Łumbie , is a village in the administrative district of Gmina Sejny, within Sejny County, Podlaskie Voivodeship, in north-eastern Poland, close to the border with Lithuania.

==History==
The first mention dates from 1684. The village used to belong to Sztabinki's property, which in the eighteenth century disintegrated into several estates. Farm with the village and Gryszkańce and Staszkuny acquired in the eighties of this century from Mateusz (eng. Matthew) Narzymowski czesnik Owrucka Province - Maciej Tadeusz Eysmont of Krasnohruda (Krasnogruda). In those days the village was founded estates Łumbie Berżynie and Żagówiec which occurred near Inn. In 1832, when the inheritance was divided after Eysymont, Łumbie property received Petronela Paszkiewiczowa of Eysymont family, then belonged to Bronisława Paszkiewiczówna, married to Mejer.
At the beginning of the twentieth century passed into the Dochowies hands. Their last owner, Henryk (eng. Henry), who knew twelve languages, having a sound agricultural and horticultural education, gained in England and France, failed to retain 172 hectares.

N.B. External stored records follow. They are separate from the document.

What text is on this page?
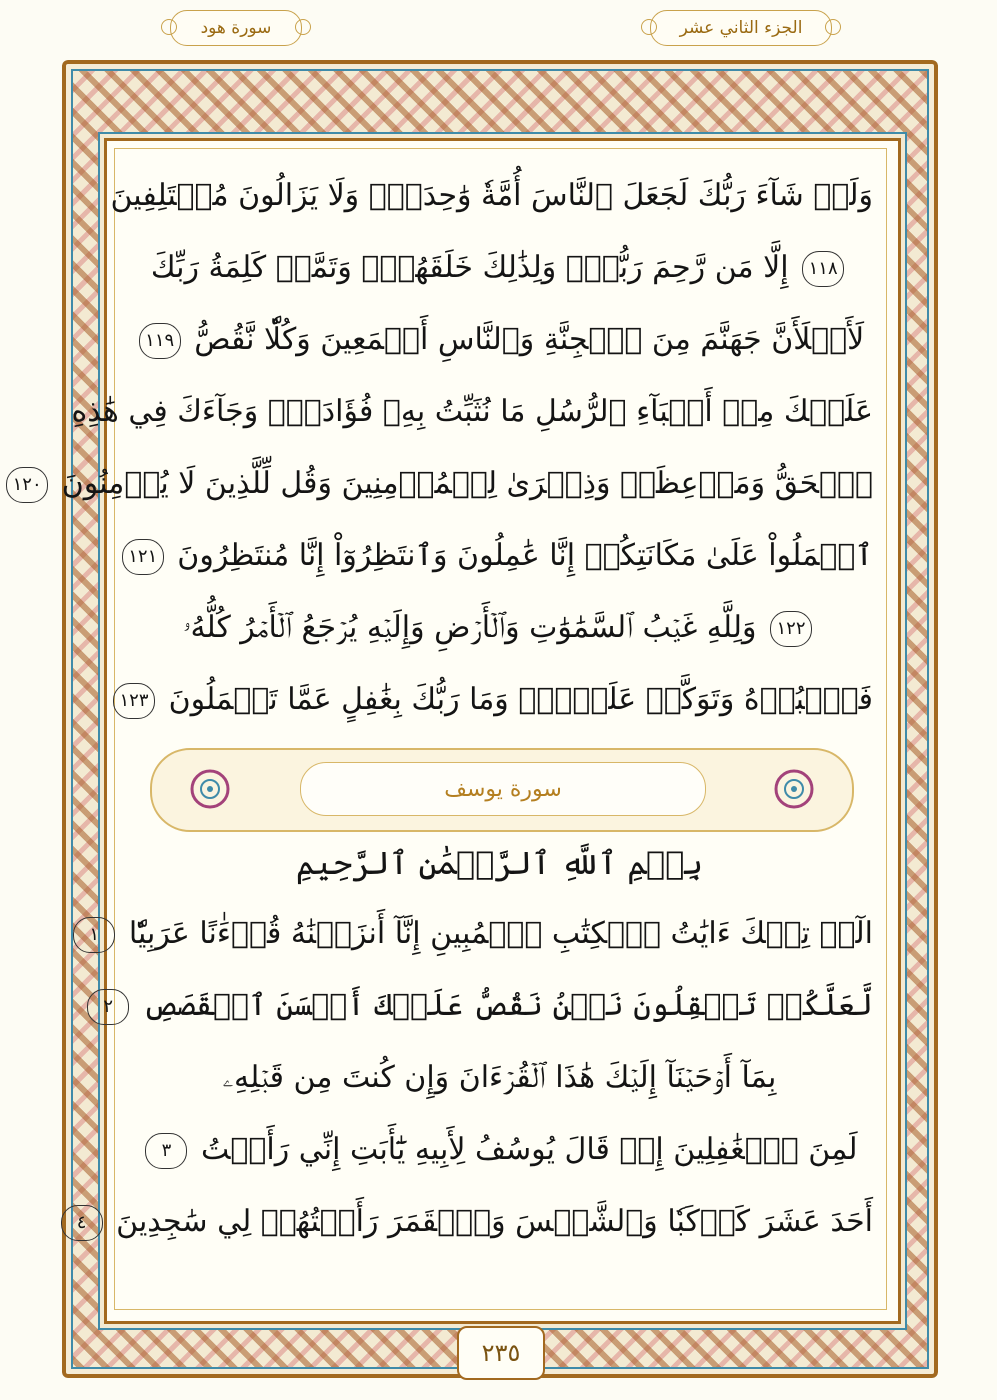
سورة هود	الجزء الثاني عشر
وَلَوۡ شَآءَ رَبُّكَ لَجَعَلَ ٱلنَّاسَ أُمَّةٗ وَٰحِدَةٗۖ وَلَا يَزَالُونَ مُخۡتَلِفِينَ
١١٨ إِلَّا مَن رَّحِمَ رَبُّكَۚ وَلِذَٰلِكَ خَلَقَهُمۡۗ وَتَمَّتۡ كَلِمَةُ رَبِّكَ
لَأَمۡلَأَنَّ جَهَنَّمَ مِنَ ٱلۡجِنَّةِ وَٱلنَّاسِ أَجۡمَعِينَ وَكُلّٗا نَّقُصُّ ١١٩
عَلَيۡكَ مِنۡ أَنۢبَآءِ ٱلرُّسُلِ مَا نُثَبِّتُ بِهِۦ فُؤَادَكَۚ وَجَآءَكَ فِي هَٰذِهِ
ٱلۡحَقُّ وَمَوۡعِظَةٞ وَذِكۡرَىٰ لِلۡمُؤۡمِنِينَ وَقُل لِّلَّذِينَ لَا يُؤۡمِنُونَ ١٢٠
ٱعۡمَلُواْ عَلَىٰ مَكَانَتِكُمۡ إِنَّا عَٰمِلُونَ وَٱنتَظِرُوٓاْ إِنَّا مُنتَظِرُونَ ١٢١
١٢٢ وَلِلَّهِ غَيۡبُ ٱلسَّمَٰوَٰتِ وَٱلۡأَرۡضِ وَإِلَيۡهِ يُرۡجَعُ ٱلۡأَمۡرُ كُلُّهُۥ
فَٱعۡبُدۡهُ وَتَوَكَّلۡ عَلَيۡهِۚ وَمَا رَبُّكَ بِغَٰفِلٍ عَمَّا تَعۡمَلُونَ ١٢٣
سورة يوسف
بِسۡمِ ٱللَّهِ ٱلرَّحۡمَٰنِ ٱلرَّحِيمِ
الٓرۚ تِلۡكَ ءَايَٰتُ ٱلۡكِتَٰبِ ٱلۡمُبِينِ إِنَّآ أَنزَلۡنَٰهُ قُرۡءَٰنًا عَرَبِيّٗا ١
لَّعَلَّكُمۡ تَعۡقِلُونَ نَحۡنُ نَقُصُّ عَلَيۡكَ أَحۡسَنَ ٱلۡقَصَصِ ٢
بِمَآ أَوۡحَيۡنَآ إِلَيۡكَ هَٰذَا ٱلۡقُرۡءَانَ وَإِن كُنتَ مِن قَبۡلِهِۦ
لَمِنَ ٱلۡغَٰفِلِينَ إِذۡ قَالَ يُوسُفُ لِأَبِيهِ يَٰٓأَبَتِ إِنِّي رَأَيۡتُ ٣
أَحَدَ عَشَرَ كَوۡكَبٗا وَٱلشَّمۡسَ وَٱلۡقَمَرَ رَأَيۡتُهُمۡ لِي سَٰجِدِينَ ٤
٢٣٥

Property was taken over Earth's Credit Society, and Doch settled in part of the property belonging to his wife.
This part of the land he sold after the war.

==Landmarks==
At the junction of highways is a monumental, stone chapel, and further, on the left shoulder for the catchment of milk, there is a last recorded Doch's seat, and with her pretty clay barn, erected after the war. At the next corner is located an old manor house, which until recently was in elementary school. Today it is private property. This is an interesting building - a small, half-clay, half of wood, decorated with shaped porch. In 1977 in the village was carried out archaeological research, as a result of which were found remains of settlements wzesnośredniowiecznej: Resource traces of pits, fragments of pottery, including clay span and a ring made of bronze.